He doesn’t know whose story it is that he’s got stuck inside him, just like he doesn’t know who was up there in the rocks that night among the cholla and mesquite. But he knows the smell of the music. It’s like creosote and dust, like the hot coals of a campfire and the scent of moonlight on an owl’s tail feathers.
All wrapped up in a story that he can’t tell.
But Yellow Dog’s always been one for getting past a problem. Setting a puzzle in front of him’s like putting a spark to paper. It just has to burn. So he’s got this story, and when he finds the words to tell it, he’ll know what the music means and who was playing it.
And maybe, for one moment, his heart will echo to the beat of another’s.
- 2. -
When I was a kid just getting out of college, I had a different idea of where I’d be in fifty years. I had an engineering degree from the university and there was lots of work up for grabs when I graduated. Back then they were building roads and track lines from one end of the county to the other, but somehow I never managed to connect with a job. Instead, I just drifted. The days grew into weeks, the weeks into months, time marching on until it got so I didn’t remember I had any credentials besides the handiwork I did to get by.

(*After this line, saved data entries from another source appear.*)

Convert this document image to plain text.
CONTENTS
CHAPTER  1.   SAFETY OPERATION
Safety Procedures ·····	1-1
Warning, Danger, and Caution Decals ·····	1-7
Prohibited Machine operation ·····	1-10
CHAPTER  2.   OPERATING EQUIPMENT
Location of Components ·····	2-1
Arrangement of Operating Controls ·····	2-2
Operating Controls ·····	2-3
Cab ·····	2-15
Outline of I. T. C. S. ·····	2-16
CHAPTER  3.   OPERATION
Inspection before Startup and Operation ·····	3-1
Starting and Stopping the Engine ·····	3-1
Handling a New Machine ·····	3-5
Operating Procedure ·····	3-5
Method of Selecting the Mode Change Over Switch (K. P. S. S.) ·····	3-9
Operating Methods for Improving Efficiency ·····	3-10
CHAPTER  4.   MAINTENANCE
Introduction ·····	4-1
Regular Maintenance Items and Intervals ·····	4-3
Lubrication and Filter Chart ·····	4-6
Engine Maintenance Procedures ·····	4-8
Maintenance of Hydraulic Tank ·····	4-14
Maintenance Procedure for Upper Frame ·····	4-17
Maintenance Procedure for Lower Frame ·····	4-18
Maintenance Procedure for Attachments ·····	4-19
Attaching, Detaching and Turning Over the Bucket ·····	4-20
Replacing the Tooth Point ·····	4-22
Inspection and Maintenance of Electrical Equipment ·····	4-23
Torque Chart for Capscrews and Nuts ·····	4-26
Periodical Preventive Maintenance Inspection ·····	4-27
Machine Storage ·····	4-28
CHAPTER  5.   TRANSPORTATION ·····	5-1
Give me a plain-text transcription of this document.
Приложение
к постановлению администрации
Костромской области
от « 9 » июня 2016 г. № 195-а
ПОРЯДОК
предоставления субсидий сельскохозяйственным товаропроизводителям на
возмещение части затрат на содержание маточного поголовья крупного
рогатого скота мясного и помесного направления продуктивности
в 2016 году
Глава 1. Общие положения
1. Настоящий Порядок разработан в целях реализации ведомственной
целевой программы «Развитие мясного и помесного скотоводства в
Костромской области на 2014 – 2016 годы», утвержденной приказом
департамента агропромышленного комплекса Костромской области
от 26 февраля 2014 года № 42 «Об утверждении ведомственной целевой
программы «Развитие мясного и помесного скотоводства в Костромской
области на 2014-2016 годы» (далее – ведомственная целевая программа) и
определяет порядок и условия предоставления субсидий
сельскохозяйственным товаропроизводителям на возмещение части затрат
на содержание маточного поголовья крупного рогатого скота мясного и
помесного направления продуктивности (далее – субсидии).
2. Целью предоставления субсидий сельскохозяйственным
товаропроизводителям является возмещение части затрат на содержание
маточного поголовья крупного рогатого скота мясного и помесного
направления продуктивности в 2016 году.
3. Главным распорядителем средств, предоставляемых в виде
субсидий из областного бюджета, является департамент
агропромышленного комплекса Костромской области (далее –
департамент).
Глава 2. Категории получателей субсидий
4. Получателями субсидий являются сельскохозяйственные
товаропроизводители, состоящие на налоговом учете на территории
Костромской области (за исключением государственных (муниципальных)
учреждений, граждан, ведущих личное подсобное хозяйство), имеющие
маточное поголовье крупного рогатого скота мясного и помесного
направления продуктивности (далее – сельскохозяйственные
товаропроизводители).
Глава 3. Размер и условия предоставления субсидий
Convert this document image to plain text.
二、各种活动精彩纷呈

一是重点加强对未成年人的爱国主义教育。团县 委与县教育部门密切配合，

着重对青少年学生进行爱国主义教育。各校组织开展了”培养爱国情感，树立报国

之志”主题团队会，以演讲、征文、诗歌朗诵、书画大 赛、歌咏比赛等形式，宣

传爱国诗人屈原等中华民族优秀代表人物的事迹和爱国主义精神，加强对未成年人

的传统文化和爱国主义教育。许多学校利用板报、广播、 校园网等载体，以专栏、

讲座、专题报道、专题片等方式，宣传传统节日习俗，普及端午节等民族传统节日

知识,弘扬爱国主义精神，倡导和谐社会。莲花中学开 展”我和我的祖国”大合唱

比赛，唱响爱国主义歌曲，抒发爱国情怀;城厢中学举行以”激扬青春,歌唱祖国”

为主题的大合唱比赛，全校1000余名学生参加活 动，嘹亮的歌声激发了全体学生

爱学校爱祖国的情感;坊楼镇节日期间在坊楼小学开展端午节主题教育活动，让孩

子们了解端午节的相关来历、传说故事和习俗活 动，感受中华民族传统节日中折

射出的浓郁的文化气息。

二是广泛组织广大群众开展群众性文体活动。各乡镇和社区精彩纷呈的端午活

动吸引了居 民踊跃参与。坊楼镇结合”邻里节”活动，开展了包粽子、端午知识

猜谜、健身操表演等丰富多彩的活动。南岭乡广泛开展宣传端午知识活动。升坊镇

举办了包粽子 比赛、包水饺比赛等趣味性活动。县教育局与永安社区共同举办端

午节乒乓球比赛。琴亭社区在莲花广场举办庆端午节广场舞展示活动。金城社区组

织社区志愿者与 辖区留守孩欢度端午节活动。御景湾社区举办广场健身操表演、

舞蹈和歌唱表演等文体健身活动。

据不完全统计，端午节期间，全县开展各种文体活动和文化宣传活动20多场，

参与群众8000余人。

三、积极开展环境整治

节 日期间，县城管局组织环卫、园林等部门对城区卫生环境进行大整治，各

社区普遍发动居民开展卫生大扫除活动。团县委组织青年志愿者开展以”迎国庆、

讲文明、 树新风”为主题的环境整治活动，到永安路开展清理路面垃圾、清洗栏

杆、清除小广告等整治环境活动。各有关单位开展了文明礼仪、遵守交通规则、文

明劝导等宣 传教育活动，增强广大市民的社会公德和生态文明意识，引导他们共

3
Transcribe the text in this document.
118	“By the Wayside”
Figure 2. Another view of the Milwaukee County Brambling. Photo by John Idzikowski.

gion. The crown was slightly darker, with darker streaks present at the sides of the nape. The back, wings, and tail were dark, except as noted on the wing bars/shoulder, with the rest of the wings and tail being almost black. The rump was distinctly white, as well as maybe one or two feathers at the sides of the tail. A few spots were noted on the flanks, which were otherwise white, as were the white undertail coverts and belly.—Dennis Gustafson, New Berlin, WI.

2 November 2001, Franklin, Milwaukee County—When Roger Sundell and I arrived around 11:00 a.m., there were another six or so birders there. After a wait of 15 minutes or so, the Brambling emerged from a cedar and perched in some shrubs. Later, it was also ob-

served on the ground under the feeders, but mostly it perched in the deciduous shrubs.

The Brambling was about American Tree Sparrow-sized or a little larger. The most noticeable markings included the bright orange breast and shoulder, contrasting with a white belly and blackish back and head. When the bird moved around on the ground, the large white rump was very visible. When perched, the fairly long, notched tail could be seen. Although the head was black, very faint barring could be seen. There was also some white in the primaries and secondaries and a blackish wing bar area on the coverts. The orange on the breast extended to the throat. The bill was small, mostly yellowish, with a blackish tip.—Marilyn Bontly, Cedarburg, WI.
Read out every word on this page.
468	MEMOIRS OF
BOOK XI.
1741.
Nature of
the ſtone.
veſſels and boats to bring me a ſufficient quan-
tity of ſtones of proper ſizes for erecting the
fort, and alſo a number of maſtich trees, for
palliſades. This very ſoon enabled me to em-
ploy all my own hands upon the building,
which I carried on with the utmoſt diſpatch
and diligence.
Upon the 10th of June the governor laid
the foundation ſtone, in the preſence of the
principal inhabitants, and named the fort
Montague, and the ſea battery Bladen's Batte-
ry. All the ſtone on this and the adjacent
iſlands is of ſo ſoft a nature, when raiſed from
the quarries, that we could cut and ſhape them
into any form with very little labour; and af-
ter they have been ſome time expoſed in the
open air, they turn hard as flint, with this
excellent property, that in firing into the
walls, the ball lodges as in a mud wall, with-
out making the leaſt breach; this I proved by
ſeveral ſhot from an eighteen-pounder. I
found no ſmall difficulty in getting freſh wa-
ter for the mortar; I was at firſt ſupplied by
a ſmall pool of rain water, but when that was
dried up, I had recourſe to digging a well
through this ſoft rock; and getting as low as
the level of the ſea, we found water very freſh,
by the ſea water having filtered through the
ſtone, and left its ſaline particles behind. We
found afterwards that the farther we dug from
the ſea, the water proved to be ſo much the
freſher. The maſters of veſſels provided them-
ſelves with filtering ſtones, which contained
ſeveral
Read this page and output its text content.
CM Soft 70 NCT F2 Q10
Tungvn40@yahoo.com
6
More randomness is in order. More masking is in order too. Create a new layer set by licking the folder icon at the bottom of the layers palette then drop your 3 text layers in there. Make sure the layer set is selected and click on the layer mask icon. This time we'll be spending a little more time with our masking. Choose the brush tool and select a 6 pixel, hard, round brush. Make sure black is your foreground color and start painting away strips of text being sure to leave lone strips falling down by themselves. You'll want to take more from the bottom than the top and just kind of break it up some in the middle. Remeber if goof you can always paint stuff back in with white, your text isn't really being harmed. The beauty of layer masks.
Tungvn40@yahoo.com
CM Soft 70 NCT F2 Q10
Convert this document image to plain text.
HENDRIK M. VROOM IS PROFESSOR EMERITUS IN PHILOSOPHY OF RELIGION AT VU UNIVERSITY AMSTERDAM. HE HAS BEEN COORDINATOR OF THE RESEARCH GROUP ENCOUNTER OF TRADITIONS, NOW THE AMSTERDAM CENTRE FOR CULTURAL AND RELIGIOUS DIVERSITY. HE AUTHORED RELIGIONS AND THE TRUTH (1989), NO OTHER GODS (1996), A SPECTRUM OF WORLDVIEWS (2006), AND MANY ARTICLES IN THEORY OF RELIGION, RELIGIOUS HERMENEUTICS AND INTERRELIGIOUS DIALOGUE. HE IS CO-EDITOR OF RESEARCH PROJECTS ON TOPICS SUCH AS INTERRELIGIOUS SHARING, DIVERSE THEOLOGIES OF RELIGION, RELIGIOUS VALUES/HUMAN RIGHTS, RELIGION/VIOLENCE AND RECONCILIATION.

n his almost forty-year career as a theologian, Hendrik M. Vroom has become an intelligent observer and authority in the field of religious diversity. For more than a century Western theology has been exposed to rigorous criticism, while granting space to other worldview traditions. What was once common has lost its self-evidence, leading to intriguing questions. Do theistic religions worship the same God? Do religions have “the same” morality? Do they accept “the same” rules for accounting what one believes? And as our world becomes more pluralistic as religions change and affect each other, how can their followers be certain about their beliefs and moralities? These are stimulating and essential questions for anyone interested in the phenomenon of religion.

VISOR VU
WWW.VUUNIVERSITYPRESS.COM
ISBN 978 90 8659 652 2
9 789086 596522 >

But getting out of college, I thought it’d be different. I thought I’d be doing okay by now: married, kids, house out on the edge of the desert with a pool and a view to die for. We’d be carrying a mortgage, but nothing we couldn’t handle. I’d be doing interesting work. Challenging work. I’d be happy to get home to the family, but I’d also look forward to heading out to the office five days a week, do a little work on site just to mix things up.
But it slipped through my fingers.
I’m not going to say poor me because it was my own damn fault. But I never saw it happen. I just lived day to day, week to week, wandering in the desert mostly, making ends meet to get by.